In 1987 the War Amps, with Cliff Chadderton, took up the vets cause to sue Japan for reimbursement for the slave labour and maltreatment.  Mr. Chadderton assisted them with a claim to the Human Rights Commission of the Geneva Convention to get compensation from Japan.  The Human Rights Commission stated that POWs had a just case, but the UN could not help because the crime occurred before the UN came into being. So the claim was sent to a sub-committee and after several years of debating, the sub-commissions decision was that Canada signed the vets’ rights away in the San Francisco Treaty of 1951.  The War Amps then went after the Canadian government.  “The Foreign Affairs Committee of the House passed a unanimous resolution in December 1997 requesting the government to pay the claim and seek reimbursement from Japan.”

Finally in December 1998 Canada paid the 350 surviving veterans and 400 widows compensation on the slave labour treatment but they were not going to petition Japan to reimburse them.  The veterans still did not get the apology that they wanted from Japan. 

Cliff Chadderton was made “patron” of the HKVA for all his efforts on their behalf.

In August 2001 at the National Convention in Winnipeg where the “passing of the torch” was made to the new Hong Kong Veterans Commemorative Association, the Canadian government representative announced that the surviving veterans would receive 100% pension and that the vets and widows (since 1991) would be entitled to the Veterans Independent Program.

Projects

When the veterans returned home after the war ended and related their experiences, they were not believed due to the fact that the treatment that they endured was so inhuman it was incomprehensible to Canadians. So the vets never talked of the event except among themselves.  Consequently the Battle of Hong Kong became the forgotten battle. 

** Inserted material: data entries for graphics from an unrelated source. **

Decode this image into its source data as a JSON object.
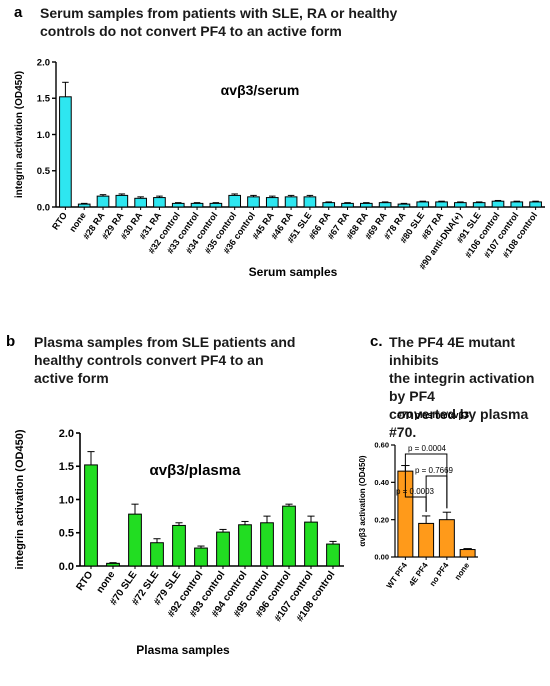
{
  "panels": {
    "a": {
      "letter": "a",
      "title_line1": "Serum samples from patients with SLE, RA or healthy",
      "title_line2": "controls do not convert PF4 to an active form"
    },
    "b": {
      "letter": "b",
      "title_line1": "Plasma samples from SLE patients and",
      "title_line2": "healthy controls convert PF4 to an",
      "title_line3": "active form"
    },
    "c": {
      "letter": "c.",
      "title_line1": "The PF4 4E mutant inhibits",
      "title_line2": "the integrin activation by PF4",
      "title_line3": "converted by plasma #70."
    }
  },
  "chart_data": [
    {
      "id": "a",
      "type": "bar",
      "title": "αvβ3/serum",
      "xlabel": "Serum samples",
      "ylabel": "integrin activation (OD450)",
      "ylim": [
        0,
        2.0
      ],
      "yticks": [
        "0.0",
        "0.5",
        "1.0",
        "1.5",
        "2.0"
      ],
      "bar_color": "#2ee6f0",
      "categories": [
        "RTO",
        "none",
        "#28 RA",
        "#29 RA",
        "#30 RA",
        "#31 RA",
        "#32 control",
        "#33 control",
        "#34 control",
        "#35 control",
        "#36 control",
        "#45 RA",
        "#46 RA",
        "#51 SLE",
        "#66 RA",
        "#67 RA",
        "#68 RA",
        "#69 RA",
        "#78 RA",
        "#80 SLE",
        "#87 RA",
        "#90 anti-DNA(+)",
        "#91 SLE",
        "#106 control",
        "#107 control",
        "#108 control"
      ],
      "values": [
        1.52,
        0.04,
        0.15,
        0.16,
        0.12,
        0.13,
        0.05,
        0.05,
        0.05,
        0.16,
        0.14,
        0.13,
        0.14,
        0.14,
        0.06,
        0.05,
        0.05,
        0.06,
        0.04,
        0.07,
        0.07,
        0.06,
        0.06,
        0.08,
        0.07,
        0.07
      ],
      "errors": [
        0.2,
        0.01,
        0.02,
        0.02,
        0.02,
        0.02,
        0.01,
        0.01,
        0.01,
        0.02,
        0.02,
        0.02,
        0.02,
        0.02,
        0.01,
        0.01,
        0.01,
        0.01,
        0.01,
        0.01,
        0.01,
        0.01,
        0.01,
        0.01,
        0.01,
        0.01
      ]
    },
    {
      "id": "b",
      "type": "bar",
      "title": "αvβ3/plasma",
      "xlabel": "Plasma samples",
      "ylabel": "integrin activation (OD450)",
      "ylim": [
        0,
        2.0
      ],
      "yticks": [
        "0.0",
        "0.5",
        "1.0",
        "1.5",
        "2.0"
      ],
      "bar_color": "#22dd22",
      "categories": [
        "RTO",
        "none",
        "#70 SLE",
        "#72 SLE",
        "#79 SLE",
        "#92 control",
        "#93 control",
        "#94 control",
        "#95 control",
        "#96 control",
        "#107 control",
        "#108 control"
      ],
      "values": [
        1.52,
        0.04,
        0.78,
        0.35,
        0.61,
        0.27,
        0.51,
        0.62,
        0.65,
        0.9,
        0.66,
        0.33
      ],
      "errors": [
        0.2,
        0.01,
        0.15,
        0.06,
        0.04,
        0.03,
        0.04,
        0.05,
        0.1,
        0.03,
        0.09,
        0.04
      ]
    },
    {
      "id": "c",
      "type": "bar",
      "title": "#70 plasma/αvβ3",
      "xlabel": "",
      "ylabel": "αvβ3 activation (OD450)",
      "ylim": [
        0,
        0.6
      ],
      "yticks": [
        "0.00",
        "0.20",
        "0.40",
        "0.60"
      ],
      "bar_color": "#ff9a1a",
      "categories": [
        "WT PF4",
        "4E PF4",
        "no PF4",
        "none"
      ],
      "values": [
        0.46,
        0.18,
        0.2,
        0.04
      ],
      "errors": [
        0.03,
        0.04,
        0.04,
        0.005
      ],
      "annotations": [
        "p = 0.0003",
        "p = 0.7669",
        "p = 0.0004"
      ]
    }
  ]
}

As the decades marched on the men realized that their silence on the events of the Battle needed to be broken, and their stories told, before they were no longer here.  Several veterans had managed to save their diaries or were able to document the event when the war was over and it was still fresh in their minds.  These documents have become books of record that will serve the families and future generations to know of the sacrifices that these brave Canadians made on behalf of their country.

The vets also wanted a monument with all the names of the participants so that their families and future generations would remember them.  Other projects that they wanted to do were put in abeyance as their age and health issues were slowing them down. The HKVA have a sunset clause that when the second last veteran dies the HKVA ceases to exist.

At the 1993 National Convention in Quebec, a proposal was given for the formation of a new association made up of the sons and daughters of the members of C Force. The vets accepted the concept and the process to form another association had begun.  With the formation of this new association the last veteran and surviving widows will still be looked after.  In 1995 the name of the new association was declared to be Hong Kong Veterans Commemorative Association and the HKVA branches nominated the Executive from across Canada.

The Associations ran in parallel until 2001 when the “passing of the torch” semi merged the administration and finance into one.  The HKVA still participates in its own right in commemorative programs with VAC and the vets take an active role with the HKVCA in educating Canadian youth regarding the War in the East.